A Berlino non ci sono chiusure all’idea di favorire grandi investimenti per l’occupazione, ma molti paletti restano. Sulla base dell’esperienza, la Germania diffida di come vengono spesi i fondi europei in Italia e altri Paesi: ora Berlino vorrebbe che la Commissione avesse più potere di dire alle capitali in quali progetti investirli, e come. Tra pochi giorni arriveranno dal governo di Angela Merkel controproposte all’iniziativa dell’Italia.
Il cantiere della presidenza italiana è aperto, e il settore più avanzato riguarda proprio lo scambio fra riforme per diventare competitivi e più flessibilità sui conti.
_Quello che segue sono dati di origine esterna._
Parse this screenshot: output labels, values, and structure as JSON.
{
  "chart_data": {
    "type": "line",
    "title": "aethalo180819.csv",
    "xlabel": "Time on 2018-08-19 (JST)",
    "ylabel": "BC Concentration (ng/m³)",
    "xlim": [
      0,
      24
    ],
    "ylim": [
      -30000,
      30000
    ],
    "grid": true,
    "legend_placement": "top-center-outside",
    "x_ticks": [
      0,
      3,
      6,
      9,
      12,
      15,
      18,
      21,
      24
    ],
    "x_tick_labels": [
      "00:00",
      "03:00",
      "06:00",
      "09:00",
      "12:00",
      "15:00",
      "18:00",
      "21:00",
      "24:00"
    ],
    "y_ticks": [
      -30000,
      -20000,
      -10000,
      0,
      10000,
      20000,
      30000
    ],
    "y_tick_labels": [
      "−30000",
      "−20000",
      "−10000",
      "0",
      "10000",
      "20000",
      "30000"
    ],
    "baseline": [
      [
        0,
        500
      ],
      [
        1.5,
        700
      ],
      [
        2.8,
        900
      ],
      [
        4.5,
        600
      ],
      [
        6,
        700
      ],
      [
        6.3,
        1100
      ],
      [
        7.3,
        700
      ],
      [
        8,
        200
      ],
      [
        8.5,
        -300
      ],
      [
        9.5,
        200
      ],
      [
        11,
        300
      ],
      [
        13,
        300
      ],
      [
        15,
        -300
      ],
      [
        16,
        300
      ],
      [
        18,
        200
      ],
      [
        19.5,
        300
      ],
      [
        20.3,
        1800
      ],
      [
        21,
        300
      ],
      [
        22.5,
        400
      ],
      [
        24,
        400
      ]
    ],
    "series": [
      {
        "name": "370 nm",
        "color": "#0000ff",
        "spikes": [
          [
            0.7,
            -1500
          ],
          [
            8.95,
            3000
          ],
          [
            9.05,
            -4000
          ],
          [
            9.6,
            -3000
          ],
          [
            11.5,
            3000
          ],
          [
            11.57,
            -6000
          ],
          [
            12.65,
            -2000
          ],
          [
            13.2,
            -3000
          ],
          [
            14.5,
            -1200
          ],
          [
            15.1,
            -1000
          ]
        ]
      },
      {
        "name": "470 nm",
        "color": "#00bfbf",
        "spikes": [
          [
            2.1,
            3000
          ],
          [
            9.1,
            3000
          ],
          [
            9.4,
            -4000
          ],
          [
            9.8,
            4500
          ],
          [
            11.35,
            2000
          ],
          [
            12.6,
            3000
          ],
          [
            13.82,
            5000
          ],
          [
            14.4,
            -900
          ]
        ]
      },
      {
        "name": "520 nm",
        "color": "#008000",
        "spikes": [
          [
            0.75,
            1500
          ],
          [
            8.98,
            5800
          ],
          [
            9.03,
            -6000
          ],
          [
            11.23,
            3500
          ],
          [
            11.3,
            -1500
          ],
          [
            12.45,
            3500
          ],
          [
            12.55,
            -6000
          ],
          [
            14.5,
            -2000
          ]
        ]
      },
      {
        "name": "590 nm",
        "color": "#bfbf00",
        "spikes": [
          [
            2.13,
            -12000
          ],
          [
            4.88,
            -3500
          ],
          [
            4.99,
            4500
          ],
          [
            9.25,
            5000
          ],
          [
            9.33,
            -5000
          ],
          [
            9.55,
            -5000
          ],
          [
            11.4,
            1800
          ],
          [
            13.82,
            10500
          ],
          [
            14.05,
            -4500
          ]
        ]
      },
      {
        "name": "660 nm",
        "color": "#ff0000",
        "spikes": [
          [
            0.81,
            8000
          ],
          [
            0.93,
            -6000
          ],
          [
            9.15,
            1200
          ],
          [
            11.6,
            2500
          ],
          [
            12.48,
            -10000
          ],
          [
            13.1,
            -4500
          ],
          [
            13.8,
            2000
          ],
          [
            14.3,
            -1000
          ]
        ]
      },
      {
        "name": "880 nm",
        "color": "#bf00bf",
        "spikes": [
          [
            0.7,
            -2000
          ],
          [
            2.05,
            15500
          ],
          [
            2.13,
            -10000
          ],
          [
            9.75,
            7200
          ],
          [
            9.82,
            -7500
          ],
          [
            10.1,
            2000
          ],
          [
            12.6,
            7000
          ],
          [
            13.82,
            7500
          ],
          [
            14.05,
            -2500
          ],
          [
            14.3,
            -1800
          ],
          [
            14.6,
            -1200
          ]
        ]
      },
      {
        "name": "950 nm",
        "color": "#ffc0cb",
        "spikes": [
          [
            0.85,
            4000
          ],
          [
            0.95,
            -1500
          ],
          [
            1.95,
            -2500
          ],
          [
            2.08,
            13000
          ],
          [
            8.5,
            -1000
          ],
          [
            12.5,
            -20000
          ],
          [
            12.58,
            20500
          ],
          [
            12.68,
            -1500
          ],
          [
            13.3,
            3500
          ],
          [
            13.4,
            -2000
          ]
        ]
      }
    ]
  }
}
Padoan ci sta lavorando molto, perché sospetta che un’altra occasione per muovere questo passo non si ripresenterà presto. Tra poco tocca a Renzi. E solo allora si vedrà se il premier vede nel suo ministro dell’Economia un protagonista di governo, o solo l’ambasciatore delle priorità ed emergenze di Palazzo Chigi.